New sensors are quite good. The t3i is good. The only downside is it's APS-C, which means a smaller sensor... shallow depth of field can be tough to achieve with an APS-C sensor and kit lens. ISO is also something that you have less room to play with, but that's actually not a huge deal (some stuff like wildlife photography can really benefit from better ISO performance).
I like the second shot. The first shot I think could've been taken a couple feet back. The black of what you're wearing makes your right shoulder blend in with the rest of your body... adds bulk to your perceived profile, that isn't actually there. The lighting in the first shot is fairly boring. The second shot's lighting is nice (perhaps a tad bit harsh coming from the left side, the contrast between the two sides of your face could be lessened I think just a touch). But still, second shot is quite nice.
You would be surprised how much you can do with a kit lens and a t3i (or similar APS-C budget, 2015-onward camera like a Nikon D5200... Nikon D3200... or anything newer.)

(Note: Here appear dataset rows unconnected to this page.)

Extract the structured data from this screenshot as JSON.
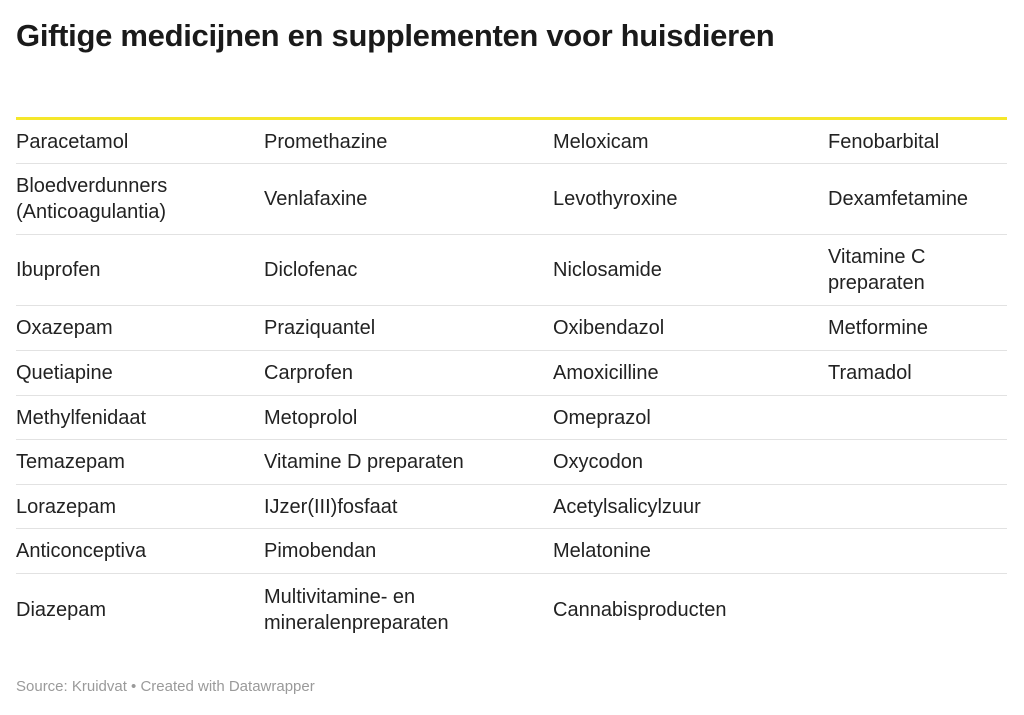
{
  "title": "Giftige medicijnen en supplementen voor huisdieren",
  "accent_color": "#f5e72a",
  "table": {
    "rows": [
      [
        "Paracetamol",
        "Promethazine",
        "Meloxicam",
        "Fenobarbital"
      ],
      [
        "Bloedverdunners (Anticoagulantia)",
        "Venlafaxine",
        "Levothyroxine",
        "Dexamfetamine"
      ],
      [
        "Ibuprofen",
        "Diclofenac",
        "Niclosamide",
        "Vitamine C preparaten"
      ],
      [
        "Oxazepam",
        "Praziquantel",
        "Oxibendazol",
        "Metformine"
      ],
      [
        "Quetiapine",
        "Carprofen",
        "Amoxicilline",
        "Tramadol"
      ],
      [
        "Methylfenidaat",
        "Metoprolol",
        "Omeprazol",
        ""
      ],
      [
        "Temazepam",
        "Vitamine D preparaten",
        "Oxycodon",
        ""
      ],
      [
        "Lorazepam",
        "IJzer(III)fosfaat",
        "Acetylsalicylzuur",
        ""
      ],
      [
        "Anticonceptiva",
        "Pimobendan",
        "Melatonine",
        ""
      ],
      [
        "Diazepam",
        "Multivitamine- en mineralenpreparaten",
        "Cannabisproducten",
        ""
      ]
    ]
  },
  "footer": {
    "text": "Source: Kruidvat • Created with Datawrapper"
  }
}
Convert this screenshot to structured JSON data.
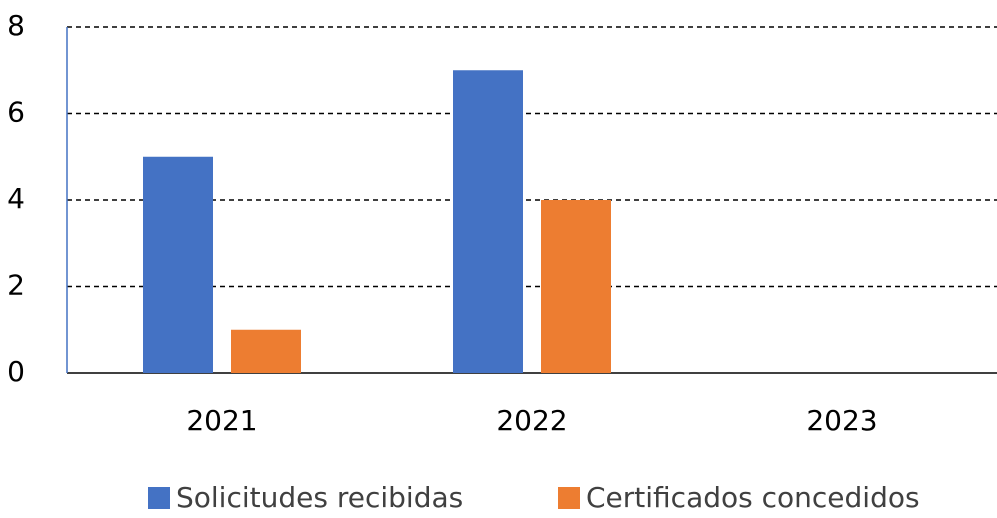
{
  "chart_data": {
    "type": "bar",
    "categories": [
      "2021",
      "2022",
      "2023"
    ],
    "series": [
      {
        "name": "Solicitudes recibidas",
        "color": "#4472c4",
        "values": [
          5,
          7,
          0
        ]
      },
      {
        "name": "Certificados concedidos",
        "color": "#ed7d31",
        "values": [
          1,
          4,
          0
        ]
      }
    ],
    "ylim": [
      0,
      8
    ],
    "yticks": [
      0,
      2,
      4,
      6,
      8
    ],
    "grid": true,
    "legend": "bottom"
  }
}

For portraiture especially, lighting is key. It's #1. You get a good lighting setup, and you could use an iPhone and get amazing results (assuming you have some manual control over the iPhone to avoid any drastic in-camera processing). In all forms of photography, lighting is key... but portraiture is where you paint the light onto the subject (or a combination of finding good light depending on the kind of portraiture). In other forms of photography, you find good lighting, plan for good lighting, etc...
I am a huge fan of landscape + portraiture put together. Planned stuff like starscape, or long exposure of many different kinds, with planned inclusion of a person or people.
I don't do a lot of portraiture, but one great tip I have is play with the eyes in lightroom. Don't go overboard, but doing a few different layers of painting of clarity, exposure, sharpness, color, etc changes to the eyes can really enhance a portrait. Don't be afraid to sharpen around edges just a bit too (selectively choosing some softer-looking edges around a subject that could use some sharpening with a brush).
edit - Oh ya I'd say for photo #2, you could have an even bigger impact with a series (3 photos, for example) done exactly the same, but with different poses. It's really easy for a stand-alone photo to just convey... stock imagery. A stand-alone image that doesn't speak to the viewer is just asking to be inserted into some other bigger body of work, and used. But if you added in a couple other photos beside it, it could convey more... something about you. You'd still be demonstrating your work, and technical efforts, but you would be incorporating a story. Each photo in a series can play with the other, providing context that amplifies your work.